40% equity against that entire range? Is that what you’re saying? I’m interested to take a look in the calculators. Is that based on an average? I’m pretty sure I think I know what you’re saying here, based off hand ranges charts I’ve seen, hand vs. hands in range and overall equity against them - I just want to be sure we’re on the same page. I understand the positive expected value by calling the turn if against that range. I’ll tinker around at what you’re saying when I have some more time to look at some charts and calculators, but that is interesting to know right off the bat that it was about 40% against that range. Thanks!

Yes, exactly about the big pairs, as I would highly expect to be 3-bet pre-flop. People limping premium hands is fairly common at low stakes here, though. Or in MTT’s they will shove premium hands pre-flop with a green zone M number against any number of players with any stack size.

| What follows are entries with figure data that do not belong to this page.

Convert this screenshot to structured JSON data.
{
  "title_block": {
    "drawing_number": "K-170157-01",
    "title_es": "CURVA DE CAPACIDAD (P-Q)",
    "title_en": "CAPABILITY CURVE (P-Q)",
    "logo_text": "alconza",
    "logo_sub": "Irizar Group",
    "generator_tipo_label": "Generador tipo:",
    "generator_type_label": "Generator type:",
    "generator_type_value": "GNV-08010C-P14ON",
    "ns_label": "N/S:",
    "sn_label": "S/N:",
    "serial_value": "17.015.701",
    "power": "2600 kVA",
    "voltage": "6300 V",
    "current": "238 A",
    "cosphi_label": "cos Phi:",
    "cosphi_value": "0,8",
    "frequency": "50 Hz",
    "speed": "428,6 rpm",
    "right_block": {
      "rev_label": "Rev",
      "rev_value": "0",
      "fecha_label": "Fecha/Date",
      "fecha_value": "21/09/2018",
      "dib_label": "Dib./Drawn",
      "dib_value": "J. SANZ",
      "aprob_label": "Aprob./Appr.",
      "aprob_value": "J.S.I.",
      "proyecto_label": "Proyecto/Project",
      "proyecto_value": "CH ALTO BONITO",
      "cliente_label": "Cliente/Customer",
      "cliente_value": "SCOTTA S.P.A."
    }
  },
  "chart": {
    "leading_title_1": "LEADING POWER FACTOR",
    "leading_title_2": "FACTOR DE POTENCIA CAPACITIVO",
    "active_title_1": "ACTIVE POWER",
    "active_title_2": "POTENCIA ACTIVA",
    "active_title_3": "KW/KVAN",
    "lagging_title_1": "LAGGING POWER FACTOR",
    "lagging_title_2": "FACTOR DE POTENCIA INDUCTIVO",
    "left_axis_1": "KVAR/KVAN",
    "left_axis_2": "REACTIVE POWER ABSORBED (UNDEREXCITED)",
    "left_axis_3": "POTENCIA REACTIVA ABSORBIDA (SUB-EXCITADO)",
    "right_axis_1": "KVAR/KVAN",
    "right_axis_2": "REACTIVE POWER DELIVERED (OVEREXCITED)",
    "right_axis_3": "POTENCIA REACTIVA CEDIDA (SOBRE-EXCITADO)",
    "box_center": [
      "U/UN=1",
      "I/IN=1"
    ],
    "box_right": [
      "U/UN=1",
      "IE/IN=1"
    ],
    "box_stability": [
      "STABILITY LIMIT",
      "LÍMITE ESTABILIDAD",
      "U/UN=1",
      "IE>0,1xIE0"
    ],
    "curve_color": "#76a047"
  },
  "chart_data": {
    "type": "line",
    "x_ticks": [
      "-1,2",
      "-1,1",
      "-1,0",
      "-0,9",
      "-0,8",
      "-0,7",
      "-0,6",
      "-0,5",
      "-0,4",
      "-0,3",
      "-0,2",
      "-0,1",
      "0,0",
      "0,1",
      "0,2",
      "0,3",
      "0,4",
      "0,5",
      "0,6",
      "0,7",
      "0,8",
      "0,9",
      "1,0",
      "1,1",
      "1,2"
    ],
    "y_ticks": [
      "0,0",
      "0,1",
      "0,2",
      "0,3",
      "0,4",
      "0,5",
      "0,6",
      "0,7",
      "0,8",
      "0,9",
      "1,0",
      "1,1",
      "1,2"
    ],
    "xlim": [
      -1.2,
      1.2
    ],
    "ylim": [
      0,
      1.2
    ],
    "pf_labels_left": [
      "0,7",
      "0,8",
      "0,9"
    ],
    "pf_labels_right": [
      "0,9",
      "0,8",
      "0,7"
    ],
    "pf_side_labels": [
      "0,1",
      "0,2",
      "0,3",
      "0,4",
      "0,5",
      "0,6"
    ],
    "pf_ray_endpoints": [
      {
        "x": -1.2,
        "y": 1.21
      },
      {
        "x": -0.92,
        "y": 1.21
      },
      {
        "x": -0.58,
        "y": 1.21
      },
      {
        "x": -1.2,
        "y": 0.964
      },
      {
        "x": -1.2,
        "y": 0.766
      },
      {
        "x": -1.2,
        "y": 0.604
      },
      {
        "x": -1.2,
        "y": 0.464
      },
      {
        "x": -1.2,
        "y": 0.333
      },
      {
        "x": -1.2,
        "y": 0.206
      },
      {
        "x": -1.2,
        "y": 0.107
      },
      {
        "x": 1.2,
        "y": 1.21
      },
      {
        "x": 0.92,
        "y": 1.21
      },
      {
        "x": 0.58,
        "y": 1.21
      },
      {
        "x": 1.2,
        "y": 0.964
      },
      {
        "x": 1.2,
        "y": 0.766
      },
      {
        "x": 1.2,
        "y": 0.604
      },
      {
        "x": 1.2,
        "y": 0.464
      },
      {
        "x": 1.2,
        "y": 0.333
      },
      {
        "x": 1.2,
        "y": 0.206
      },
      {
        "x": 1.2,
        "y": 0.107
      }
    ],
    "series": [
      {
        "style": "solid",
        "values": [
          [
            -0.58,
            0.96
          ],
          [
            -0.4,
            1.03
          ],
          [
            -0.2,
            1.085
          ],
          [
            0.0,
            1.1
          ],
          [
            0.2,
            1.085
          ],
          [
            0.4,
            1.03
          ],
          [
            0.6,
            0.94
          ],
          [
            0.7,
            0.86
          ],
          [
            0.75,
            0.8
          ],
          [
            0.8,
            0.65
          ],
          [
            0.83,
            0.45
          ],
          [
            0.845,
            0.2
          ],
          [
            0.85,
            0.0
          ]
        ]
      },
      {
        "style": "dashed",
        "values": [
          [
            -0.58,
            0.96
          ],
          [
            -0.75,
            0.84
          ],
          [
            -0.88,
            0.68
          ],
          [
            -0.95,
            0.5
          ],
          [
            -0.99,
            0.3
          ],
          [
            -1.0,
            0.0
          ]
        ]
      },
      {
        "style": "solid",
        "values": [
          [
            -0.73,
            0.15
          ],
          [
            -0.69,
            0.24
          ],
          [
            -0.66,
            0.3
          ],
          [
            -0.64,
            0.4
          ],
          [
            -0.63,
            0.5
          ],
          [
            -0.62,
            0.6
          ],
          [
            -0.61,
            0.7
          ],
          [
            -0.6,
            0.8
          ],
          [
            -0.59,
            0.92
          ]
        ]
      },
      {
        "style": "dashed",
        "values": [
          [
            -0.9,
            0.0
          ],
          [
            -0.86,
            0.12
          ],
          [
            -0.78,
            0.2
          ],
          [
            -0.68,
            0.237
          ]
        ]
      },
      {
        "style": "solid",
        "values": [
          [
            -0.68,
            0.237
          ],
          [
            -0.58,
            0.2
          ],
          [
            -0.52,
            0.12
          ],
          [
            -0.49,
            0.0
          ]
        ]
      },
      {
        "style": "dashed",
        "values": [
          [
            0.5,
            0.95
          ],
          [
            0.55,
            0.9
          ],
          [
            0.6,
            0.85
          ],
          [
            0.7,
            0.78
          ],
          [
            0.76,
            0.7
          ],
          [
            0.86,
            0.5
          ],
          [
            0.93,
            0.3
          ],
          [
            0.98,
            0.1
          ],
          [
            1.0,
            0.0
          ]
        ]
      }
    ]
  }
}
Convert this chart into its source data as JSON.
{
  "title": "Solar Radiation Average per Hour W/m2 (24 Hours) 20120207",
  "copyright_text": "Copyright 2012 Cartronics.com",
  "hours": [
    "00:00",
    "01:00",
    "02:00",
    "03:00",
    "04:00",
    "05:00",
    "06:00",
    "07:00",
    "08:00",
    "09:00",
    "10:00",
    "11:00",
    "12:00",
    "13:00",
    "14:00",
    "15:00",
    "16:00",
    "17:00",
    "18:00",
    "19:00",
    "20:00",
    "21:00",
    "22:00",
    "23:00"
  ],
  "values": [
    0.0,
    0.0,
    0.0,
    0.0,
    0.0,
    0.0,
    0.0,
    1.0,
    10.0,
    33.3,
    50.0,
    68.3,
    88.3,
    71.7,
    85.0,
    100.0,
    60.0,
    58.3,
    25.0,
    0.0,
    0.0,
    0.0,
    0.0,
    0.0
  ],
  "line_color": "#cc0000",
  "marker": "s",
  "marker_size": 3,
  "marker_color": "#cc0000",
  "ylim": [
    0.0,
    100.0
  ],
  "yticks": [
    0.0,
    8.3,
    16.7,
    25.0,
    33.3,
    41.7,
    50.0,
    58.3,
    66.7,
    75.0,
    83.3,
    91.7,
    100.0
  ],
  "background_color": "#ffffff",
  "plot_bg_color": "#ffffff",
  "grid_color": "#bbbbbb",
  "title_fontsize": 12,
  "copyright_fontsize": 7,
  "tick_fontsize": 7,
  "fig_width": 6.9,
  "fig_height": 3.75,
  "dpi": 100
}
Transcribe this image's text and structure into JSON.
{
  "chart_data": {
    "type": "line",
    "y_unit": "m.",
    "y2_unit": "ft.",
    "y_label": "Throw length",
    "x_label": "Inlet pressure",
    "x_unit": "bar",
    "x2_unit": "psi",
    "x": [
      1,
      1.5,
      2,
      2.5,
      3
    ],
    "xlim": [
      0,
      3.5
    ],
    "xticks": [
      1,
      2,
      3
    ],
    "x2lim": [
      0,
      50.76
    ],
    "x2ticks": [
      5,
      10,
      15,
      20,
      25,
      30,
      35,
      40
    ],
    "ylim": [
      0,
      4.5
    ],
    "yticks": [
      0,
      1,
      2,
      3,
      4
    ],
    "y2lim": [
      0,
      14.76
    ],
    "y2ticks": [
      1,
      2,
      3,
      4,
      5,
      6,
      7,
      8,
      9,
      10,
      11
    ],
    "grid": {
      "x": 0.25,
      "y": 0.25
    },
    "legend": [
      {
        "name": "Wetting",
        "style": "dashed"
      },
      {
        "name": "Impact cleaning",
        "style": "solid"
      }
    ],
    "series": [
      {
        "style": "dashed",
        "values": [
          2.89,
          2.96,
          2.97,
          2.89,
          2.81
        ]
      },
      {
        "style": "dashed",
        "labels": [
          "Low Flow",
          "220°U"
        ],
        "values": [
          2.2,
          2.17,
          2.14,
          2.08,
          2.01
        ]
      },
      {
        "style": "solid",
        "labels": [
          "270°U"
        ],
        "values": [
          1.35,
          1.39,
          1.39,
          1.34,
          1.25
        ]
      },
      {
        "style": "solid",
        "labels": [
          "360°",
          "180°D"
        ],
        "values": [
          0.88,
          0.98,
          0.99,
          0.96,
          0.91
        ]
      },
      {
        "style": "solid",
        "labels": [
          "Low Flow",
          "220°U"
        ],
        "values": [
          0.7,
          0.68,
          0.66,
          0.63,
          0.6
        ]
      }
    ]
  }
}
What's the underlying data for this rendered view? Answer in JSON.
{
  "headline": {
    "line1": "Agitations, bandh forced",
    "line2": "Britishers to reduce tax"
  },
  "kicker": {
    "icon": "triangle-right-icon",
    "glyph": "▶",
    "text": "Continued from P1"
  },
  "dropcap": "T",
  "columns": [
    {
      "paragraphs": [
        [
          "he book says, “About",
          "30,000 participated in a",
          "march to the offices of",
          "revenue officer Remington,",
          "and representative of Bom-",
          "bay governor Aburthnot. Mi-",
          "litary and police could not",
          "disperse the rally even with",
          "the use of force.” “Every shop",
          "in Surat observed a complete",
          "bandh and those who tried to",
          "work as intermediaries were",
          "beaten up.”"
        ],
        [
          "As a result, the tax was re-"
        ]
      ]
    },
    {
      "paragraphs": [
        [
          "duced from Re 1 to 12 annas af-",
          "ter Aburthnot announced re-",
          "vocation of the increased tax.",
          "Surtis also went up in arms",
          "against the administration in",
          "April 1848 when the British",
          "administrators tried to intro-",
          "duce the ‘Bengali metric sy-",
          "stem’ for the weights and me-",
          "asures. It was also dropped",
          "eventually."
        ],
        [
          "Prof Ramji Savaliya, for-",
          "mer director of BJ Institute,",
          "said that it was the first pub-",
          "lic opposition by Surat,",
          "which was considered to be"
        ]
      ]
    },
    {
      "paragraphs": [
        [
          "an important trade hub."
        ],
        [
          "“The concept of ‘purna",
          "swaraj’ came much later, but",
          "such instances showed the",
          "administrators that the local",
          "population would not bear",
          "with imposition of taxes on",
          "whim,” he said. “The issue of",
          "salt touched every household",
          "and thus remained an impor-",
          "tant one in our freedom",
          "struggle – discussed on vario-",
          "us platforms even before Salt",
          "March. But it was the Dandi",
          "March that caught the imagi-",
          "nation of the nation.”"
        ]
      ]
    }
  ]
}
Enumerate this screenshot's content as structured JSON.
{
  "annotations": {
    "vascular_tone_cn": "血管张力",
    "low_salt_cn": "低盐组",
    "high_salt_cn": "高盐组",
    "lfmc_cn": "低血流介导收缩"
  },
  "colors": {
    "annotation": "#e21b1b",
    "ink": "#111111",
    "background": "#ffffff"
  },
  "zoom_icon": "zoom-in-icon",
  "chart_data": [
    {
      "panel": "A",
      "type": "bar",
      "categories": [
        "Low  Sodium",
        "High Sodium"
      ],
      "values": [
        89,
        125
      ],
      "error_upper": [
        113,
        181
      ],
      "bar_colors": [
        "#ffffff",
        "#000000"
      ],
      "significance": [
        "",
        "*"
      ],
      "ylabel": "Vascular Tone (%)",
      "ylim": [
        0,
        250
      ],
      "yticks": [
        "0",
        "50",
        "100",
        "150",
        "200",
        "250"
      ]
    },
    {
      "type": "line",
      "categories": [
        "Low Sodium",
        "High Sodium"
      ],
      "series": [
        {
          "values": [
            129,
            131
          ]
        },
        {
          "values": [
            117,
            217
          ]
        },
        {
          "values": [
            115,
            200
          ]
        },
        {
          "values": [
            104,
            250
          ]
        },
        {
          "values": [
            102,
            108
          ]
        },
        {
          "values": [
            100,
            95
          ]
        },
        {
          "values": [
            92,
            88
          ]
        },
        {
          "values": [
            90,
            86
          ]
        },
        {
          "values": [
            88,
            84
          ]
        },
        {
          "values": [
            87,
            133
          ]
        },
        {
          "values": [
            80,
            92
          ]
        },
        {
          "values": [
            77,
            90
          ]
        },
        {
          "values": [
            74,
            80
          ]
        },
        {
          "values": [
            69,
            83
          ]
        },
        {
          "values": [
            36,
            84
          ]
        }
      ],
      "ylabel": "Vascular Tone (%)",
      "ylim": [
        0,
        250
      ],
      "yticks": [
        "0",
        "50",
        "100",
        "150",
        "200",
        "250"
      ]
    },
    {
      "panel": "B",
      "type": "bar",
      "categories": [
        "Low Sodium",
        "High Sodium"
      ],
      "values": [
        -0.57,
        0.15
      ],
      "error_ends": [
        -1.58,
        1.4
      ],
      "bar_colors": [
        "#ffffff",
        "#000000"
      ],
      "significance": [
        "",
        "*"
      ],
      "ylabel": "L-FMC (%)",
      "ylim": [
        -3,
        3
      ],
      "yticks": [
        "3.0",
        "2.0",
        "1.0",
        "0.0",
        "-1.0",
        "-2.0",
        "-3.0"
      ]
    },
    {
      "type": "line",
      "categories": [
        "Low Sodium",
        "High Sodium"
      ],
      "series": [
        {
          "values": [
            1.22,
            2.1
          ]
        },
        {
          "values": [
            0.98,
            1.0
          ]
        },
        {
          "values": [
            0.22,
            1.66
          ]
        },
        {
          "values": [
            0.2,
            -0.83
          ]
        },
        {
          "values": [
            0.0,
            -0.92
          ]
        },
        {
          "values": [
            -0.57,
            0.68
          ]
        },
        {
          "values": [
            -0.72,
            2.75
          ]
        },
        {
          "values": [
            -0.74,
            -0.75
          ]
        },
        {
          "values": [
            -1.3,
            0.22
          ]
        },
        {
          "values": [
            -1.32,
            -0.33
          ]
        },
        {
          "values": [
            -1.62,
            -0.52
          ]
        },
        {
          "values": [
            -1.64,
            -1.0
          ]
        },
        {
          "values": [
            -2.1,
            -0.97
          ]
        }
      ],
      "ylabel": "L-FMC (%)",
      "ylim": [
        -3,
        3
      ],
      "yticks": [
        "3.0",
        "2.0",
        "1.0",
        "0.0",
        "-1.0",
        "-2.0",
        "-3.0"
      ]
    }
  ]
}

They will risk their entire stack and end up winning a pot that’s less than 5% of it! Yeah, true about those Ax hands…that makes their range wider and me ahead in a lot more spots against that range.

Exactly right. It’s the average equity of each of the hands in the range against your hand.

Here’s a screenshot from Equilab (fantastic tool and free to use) showing the result.

Excellent! Thanks!

Your play seems fine. Your hand is too strong to fold. Sometimes when you have a strong hand, you are destined to lose all your chips if someone has a stronger hand.

A thing you could improve on is your turn bet sizing. When you bet that amount, you are basically committing to the pot since you have so little left behind. I suggest you either jam all in or bet smaller to make it a 3 street game.